The Red Sox watched Pettitte’s brilliance grow and actually tried to bring him to Boston after the 2003 season, Lester’s second in the system. Boston had just lost the ALCS famously to the Yankees on Aaron Boone’s Game 7 homer and fired manager Grady Little. Pettitte was due to be a free agent after the World Series.

“We had so much admiration for Pettitte,” Byrnes remembered. “We were in Phoenix about to interview Joe Maddon for our managerial opening. The clock struck midnight when you could offer free agents. We never thought Pettitte would sign with us. But at 12:01 a.m., we wanted to show how much we valued him. We told him we could give him $52 million over four years. The Yanks had let him get out on the market and so we figured, why not? The idea was to either get him, which we knew was a long shot, or to muddy his waters with the Yankees. And I think it helped because he ended up signing with the Astros because maybe he thought the Yanks didn’t appreciate him enough.”

Instant replay can’t come soon enough

By coincidence, I was chatting with an MLB official as second base umpire Dana DeMuth blew a call in the first inning of Game 1. DeMuth ruled St. Louis shortstop Pete Kozma had lost a double-play pivot on the exchange from glove to hand. Had the call stood, Boston would have had first and third and two outs.

But after Red Sox manager John Farrell argued, the umps met and overturned a call no one could remember ever being overturned by umpire committee before.
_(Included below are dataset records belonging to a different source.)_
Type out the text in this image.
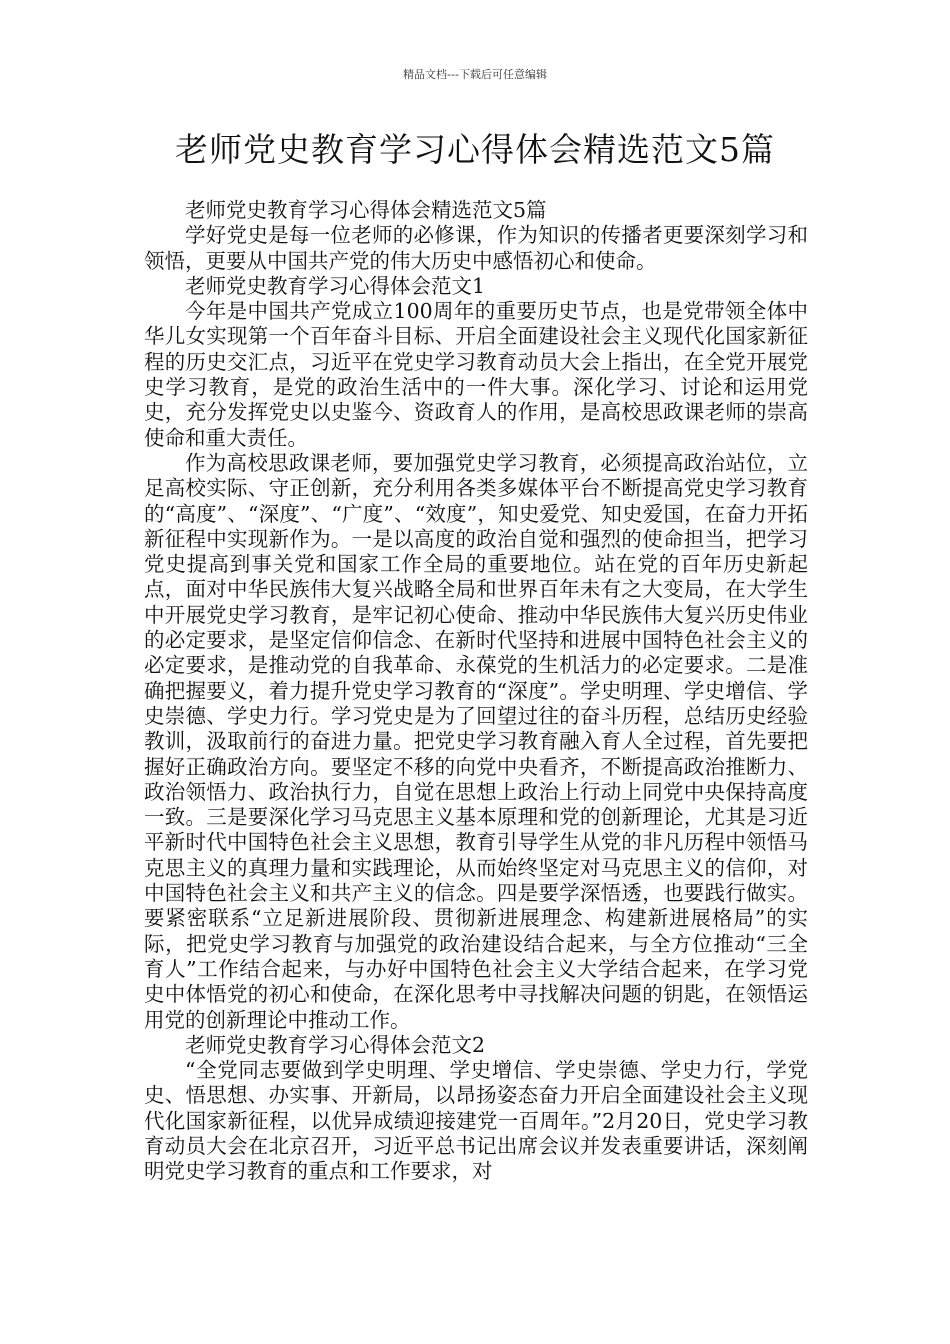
精品文档---下载后可任意编辑
老师党史教育学习心得体会精选范文5篇

老师党史教育学习心得体会精选范文5篇

学好党史是每一位老师的必修课，作为知识的传播者更要深刻学习和领悟，更要从中国共产党的伟大历史中感悟初心和使命。

老师党史教育学习心得体会范文1

今年是中国共产党成立100周年的重要历史节点，也是党带领全体中华儿女实现第一个百年奋斗目标、开启全面建设社会主义现代化国家新征程的历史交汇点，习近平在党史学习教育动员大会上指出，在全党开展党史学习教育，是党的政治生活中的一件大事。深化学习、讨论和运用党史，充分发挥党史以史鉴今、资政育人的作用，是高校思政课老师的崇高使命和重大责任。

作为高校思政课老师，要加强党史学习教育，必须提高政治站位，立足高校实际、守正创新，充分利用各类多媒体平台不断提高党史学习教育的“高度”、“深度”、“广度”、“效度”，知史爱党、知史爱国，在奋力开拓新征程中实现新作为。一是以高度的政治自觉和强烈的使命担当，把学习党史提高到事关党和国家工作全局的重要地位。站在党的百年历史新起点，面对中华民族伟大复兴战略全局和世界百年未有之大变局，在大学生中开展党史学习教育，是牢记初心使命、推动中华民族伟大复兴历史伟业的必定要求，是坚定信仰信念、在新时代坚持和进展中国特色社会主义的必定要求，是推动党的自我革命、永葆党的生机活力的必定要求。二是准确把握要义，着力提升党史学习教育的“深度”。学史明理、学史增信、学史崇德、学史力行。学习党史是为了回望过往的奋斗历程，总结历史经验教训，汲取前行的奋进力量。把党史学习教育融入育人全过程，首先要把握好正确政治方向。要坚定不移的向党中央看齐，不断提高政治推断力、政治领悟力、政治执行力，自觉在思想上政治上行动上同党中央保持高度一致。三是要深化学习马克思主义基本原理和党的创新理论，尤其是习近平新时代中国特色社会主义思想，教育引导学生从党的非凡历程中领悟马克思主义的真理力量和实践理论，从而始终坚定对马克思主义的信仰，对中国特色社会主义和共产主义的信念。四是要学深悟透，也要践行做实。要紧密联系“立足新进展阶段、贯彻新进展理念、构建新进展格局”的实际，把党史学习教育与加强党的政治建设结合起来，与全方位推动“三全育人”工作结合起来，与办好中国特色社会主义大学结合起来，在学习党史中体悟党的初心和使命，在深化思考中寻找解决问题的钥匙，在领悟运用党的创新理论中推动工作。

老师党史教育学习心得体会范文2

“全党同志要做到学史明理、学史增信、学史崇德、学史力行，学党史、悟思想、办实事、开新局，以昂扬姿态奋力开启全面建设社会主义现代化国家新征程，以优异成绩迎接建党一百周年。”2月20日，党史学习教育动员大会在北京召开，习近平总书记出席会议并发表重要讲话，深刻阐明党史学习教育的重点和工作要求，对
The reality is, though, the umps reversed to the proper call and Boston had bases loaded, one out and went on to score three runs and set the tone for an 8-1 rout.

As the play happened, I turned immediately to the MLB official and said the ump blew it; there was no way Kozma had the ball long enough. The official watched the replay and said, “Next year, we will get that right like that” and snapped his fingers. He meant next year there would be instant replay expansion that would cover this.

Part of the anti-instant replay crowd moans about pace of the game being impacted by adding replay. But without replay there was an argument by Farrell, an umpire meeting, a new decision and a longer argument from Cardinals manager Mike Matheny. In all, several minutes were wasted in a call that a replay monitor/umpire could have relayed to the earpiece of the crew chief in under 30 seconds.

Now, my suspicion is there will be a lot of kinks in the system in Year 1 and I can see managers such as Buck Showalter and Joe Girardi becoming masters of using delay tactics — having players re-tie cleats or catchers go talk to pitchers, etc. — to give extra time to have someone watch replays and inform the skipper whether or not to challenge. Still, that could be fixed. In general, put me down as someone who believes we will improve the pace of game in many instances, as long as part of the reform is that on-field arguments are now banned as part of the protocol. Once a replay is requested, no one should be allowed to leave the bench to argue the call any longer or face suspension if he does.

Nathan: Saves record isn’t untouchable

Mariano Rivera received the Commissioner’s Historic Achievement Award Thursday in honor of a career that ends with a record 652 saves. Just to give an idea how Secretariat at the Belmont that is as far as anyone catching him, consider the new active leaders (Nos. 1 and 2) in saves — Joe Nathan (341) and Francisco Rodriguez (304) — have fewer saves together (645) than Rivera by himself.

K-Rod, though just 31, is now a set-up man. Nathan, who turns 39 next month, said he would have to pitch until his 60s to catch Rivera. Yet, when I spoke to Nathan by phone, he believed someone would ultimately catch Mo.

“It is definitely possible,” Nathan said. “But it definitely will not be easy. You are talking having very good years for 18 years. I didn’t even start as a closer until I was close to 30, so for me the number is not realistic. But guys who start young like [Atlanta’s Craig] Kimbrel will have some shot. The whole key is can you stay healthy because what history has shown us is there is not a lot of longevity at this position.”